In Adecco UK Ltd and Others v HMRC [2015] UKFTT 0600 (TC), the FTT has considered the VAT liability of an employment business in respect of work carried out by temporary workers.


The taxpayer provided recruitment services. It provided its clients with three types of temporary workers: employed temps, non-employed temps and contract workers. The appeal was only concerned with non-employed temps.

The taxpayer accounted for VAT on the full charge paid by its clients for the services of  temps. In other words, it accounted for VAT on both the charge paid by the client (which represented the wages paid to the temp) and it accounted for VAT on the charge it retained (the commission element).

Following the decision in Reed Employment Ltd [2011] UKFTT 200 (TC), in which the FTT held that an employment bureau was not liable to account for VAT on the element of the charge representing wages, the taxpayer submitted repayment claims to HMRC.

HMRC rejected the taxpayer’s claims on the basis that it supplied the services of non-employed temps and was not merely supplying the service of introducing temps to its clients. There were other grounds for rejection of the claim, such as whether the claim was in time and whether HMRC had a defence of unjust enrichment, but the preliminary issued before the FTT for determination was the question of liability.

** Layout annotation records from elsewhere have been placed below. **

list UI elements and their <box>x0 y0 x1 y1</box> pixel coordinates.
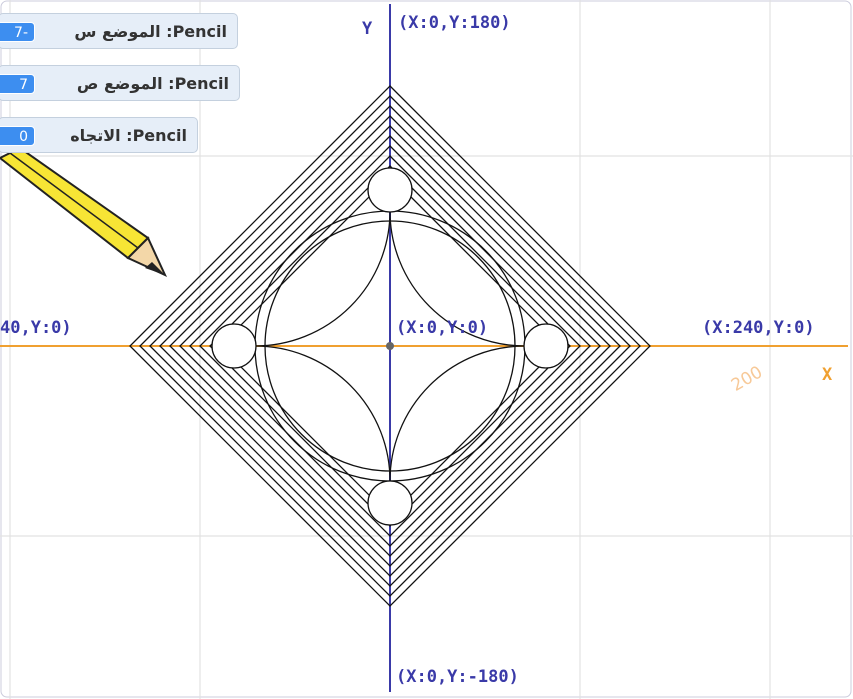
variable-monitor: 7 Pencil: الموضع ص <box>0 65 240 101</box>
y-axis-label: Y <box>362 19 373 39</box>
left-label: 40,Y:0) <box>0 318 72 338</box>
stage: Y X (X:0,Y:180) (X:0,Y:0) (X:240,Y:0) 40… <box>0 0 853 699</box>
origin-dot <box>386 342 394 350</box>
monitor-value: 7- <box>0 22 35 42</box>
monitor-label: Pencil: الاتجاه <box>70 126 187 145</box>
variable-monitor: 0 Pencil: الاتجاه <box>0 117 198 153</box>
right-label: (X:240,Y:0) <box>702 318 815 338</box>
center-label: (X:0,Y:0) <box>396 318 488 338</box>
monitor-label: Pencil: الموضع ص <box>77 74 229 93</box>
monitor-value: 7 <box>0 74 35 94</box>
monitor-value: 0 <box>0 126 35 146</box>
monitor-label: Pencil: الموضع س <box>74 22 227 41</box>
bottom-label: (X:0,Y:-180) <box>396 667 519 687</box>
backdrop: Y X (X:0,Y:180) (X:0,Y:0) (X:240,Y:0) 40… <box>0 0 853 699</box>
top-label: (X:0,Y:180) <box>398 13 511 33</box>
variable-monitor: 7- Pencil: الموضع س <box>0 13 238 49</box>
stage-frame <box>1 1 851 697</box>
x-axis-label: X <box>822 365 833 385</box>
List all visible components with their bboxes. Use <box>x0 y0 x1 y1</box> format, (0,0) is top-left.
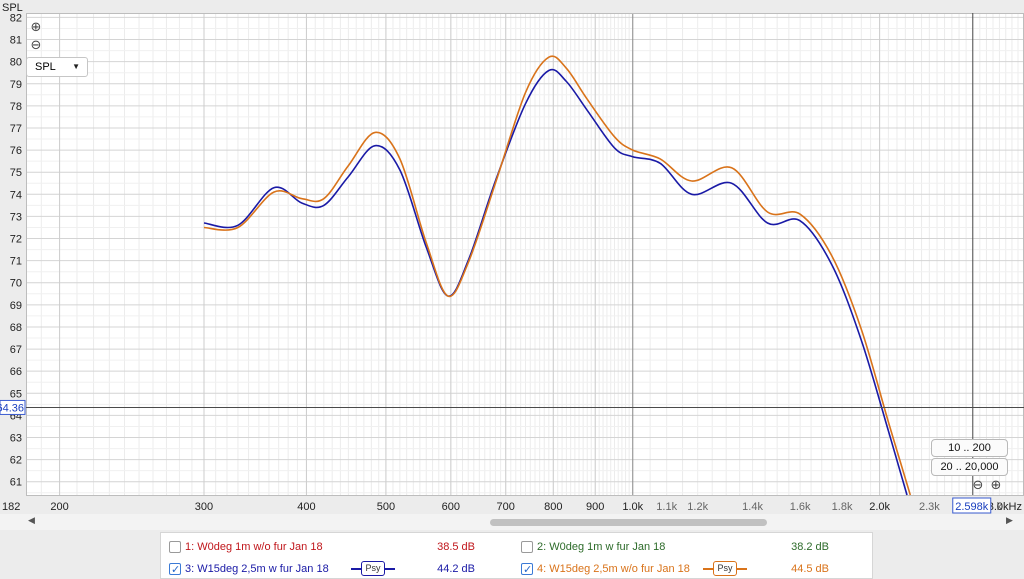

The taxpayer argued that the economic reality of the contracts was for it to provide a service  of introducing candidates for temp roles to its clients. The consideration for doing this was the commission element of the payment paid by the client. The element which represented wages was not consideration for any supply made by it.

The FTT’s decision

The taxpayer’s appeal was dismissed. The FTT held that the taxpayer was liable for VAT on the whole amount received by clients ie the wages and the commission elements.

In reaching its conclusion, the FTT analysed the contractual position.

Both parties accepted that there was no contractual relationship, actual or implied, between the temp and the client. There was a tripartite arrangement between the temp, the taxpayer and  the client. The temp contracted with the taxpayer, and the taxpayer with the client. There was no need for a contract between the temp and the client.  The FTT also concluded that there was no legal relationship between the temp and the client.

In considering the contractual position, the FTT considered the legal position between the taxpayer and the temp on the one hand and the temp and the client on the other. A key factor was the obligation of the taxpayer to pay the temp even if the client did not pay the taxpayer. This meant that the client received workers who would carry out the assignments but to whom it had no responsibilities such as the payment of wages. In the FTT’s view, the temp owed a legal obligation to the taxpayer to carry out the assignment and the taxpayer owed the temp a legal obligation to pay the temp for the work he carried out. At the same time the taxpayer owed the client a legal obligation to have the work carried out by the temp and the client owed the taxpayer a legal obligation to pay for that work.

The FTT emphasised that the contractual position was not determinative of by and to whom supplies were made for VAT purposes. To determine the correct VAT treatment, the FTT considered relevant case law on the VAT treatment of tripartite arrangements and the impact of “economic realities” of the arrangements. The key question was whether the “economic realities” of the arrangements meant the contracts did not reflect the VAT supply.

The FTT considered the Reed Employment case but rejected the reasoning of the FTT in that case. The FTT also considered Redrow [1999] UKHL 4, Loyalty Management C-53/09, LMUK/ Amia [2013] UKSC 15, Baxi Group Ltd C-55/09, WHA [2013] UKSC 24 and Airtours Holidays Transport Ltd [2014] EWCA Civ 1033.

From the case law, the FTT identified the following two principles:

  • if B agrees to pay A to provide goods or services to C, and C agrees with B to pay for those goods or services, then the Redrow approach applies and the recipient is determined according to who provides the consideration
  • however, where a Redrow analysis does not lead to tax on final consumption (where A makes a supply to B, but B does not on-supply to C) then applying Baxi/WHA, economic reality requires the supply to be seen as made to the final consumer.

The FTT held that the taxpayer’s case fell within 1 above and so applying the Redrow approach, the taxpayer was the recipient and had to account to HMRC for VAT on the full fees received from clients.


The FTT chose not to follow the decision of a differently constituted FTT in Reed Employment. Given the disparity between the two decisions, further appeals seem likely in order to clarify the VAT treatment of such taxpayers.